Inclino mi cuerpo hacia un lado y miro hacia adelante. El pizarrón está completamente en blanco.
—Además, estamos recibiendo historia y no matemáticas. Ponga más atención por favor.
—Lo siento —le digo antes de que dé la vuelta y regrese a su lugar.
—¿Qué pasa contigo, Abby? Si sigues así no vas a graduarte —me espeta Amy cuando salimos al pasillo después de la lección.
—No lo sé, estoy confundida —abrazo fuerte los libros a mi pecho y dejo escapar un suspiro.

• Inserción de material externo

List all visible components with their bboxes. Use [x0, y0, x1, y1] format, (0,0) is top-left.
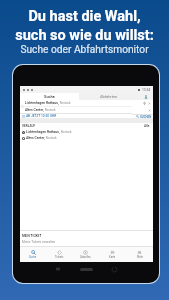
- button[interactable]: Karte: [99, 247, 126, 262]
- button[interactable]: Home: [72, 261, 100, 277]
- staticText: Altes Center,: [26, 136, 45, 140]
- staticText: Lichtenhagen Rathaus,: [26, 130, 60, 134]
- button[interactable]: Clear origin: [147, 101, 152, 106]
- staticText: Tickets: [55, 256, 64, 259]
- button[interactable]: Suche: [20, 247, 46, 262]
- button[interactable]: Tickets: [46, 247, 72, 262]
- button[interactable]: Aktuelles: [72, 247, 99, 262]
- button[interactable]: Clear destination: [147, 108, 152, 113]
- button[interactable]: Passengers: [139, 93, 153, 100]
- button[interactable]: Suche: [20, 93, 79, 100]
- staticText: SUCHEN: [140, 115, 152, 118]
- staticText: Suche: [29, 256, 37, 259]
- staticText: Rostock: [59, 101, 71, 105]
- staticText: Rostock: [45, 136, 57, 140]
- staticText: Lichtenhagen Rathaus,: [25, 101, 59, 105]
- staticText: Meine Tickets verwalten: [22, 240, 56, 244]
- button[interactable]: Use current location: [142, 101, 147, 106]
- button[interactable]: Alle: [144, 124, 150, 128]
- button[interactable]: SUCHEN: [132, 115, 153, 118]
- staticText: Suche: [44, 94, 55, 99]
- button[interactable]: Mehr: [126, 247, 153, 262]
- button[interactable]: Back: [100, 261, 128, 277]
- button[interactable]: AB JETZT 10:50 UHR: [20, 114, 132, 118]
- staticText: AB JETZT 10:50 UHR: [26, 114, 57, 118]
- button[interactable]: MEIN TICKET: [20, 231, 153, 246]
- staticText: Karte: [109, 256, 116, 259]
- staticText: Du hast die Wahl, such so wie du willst:: [15, 8, 154, 43]
- button[interactable]: Abfahrten: [79, 93, 139, 100]
- staticText: MEIN TICKET: [22, 234, 42, 238]
- staticText: Abfahrten: [100, 94, 118, 99]
- staticText: Aktuelles: [80, 256, 91, 259]
- button[interactable]: Altes Center,: [20, 135, 153, 141]
- button[interactable]: Lichtenhagen Rathaus,: [20, 129, 153, 135]
- staticText: Rostock: [60, 130, 72, 134]
- staticText: Suche oder Abfahrtsmonitor: [20, 44, 149, 56]
- staticText: Altes Center,: [25, 108, 44, 112]
- staticText: 10:34: [142, 88, 151, 92]
- staticText: Rostock: [44, 108, 56, 112]
- staticText: VERLAUF: [22, 124, 36, 128]
- button[interactable]: Recent apps: [44, 261, 72, 277]
- staticText: Mehr: [137, 256, 143, 259]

—Estás enamorada de Luca, ¿No es así? —Amy me miró levantando una ceja y con una sonrisa traviesa surcando sus labios color pastel.
Sonreí y la empujé con mi hombro.
—No lo sé.
—¡Oh Dios mío! ¡Mi mejor amiga está enamorada! —gritó, ganándose la atención de todos los chicos que caminaban en el pasillo.
A veces, sólo a veces sentía tremendas ganas de asesinar a mi mejor amiga.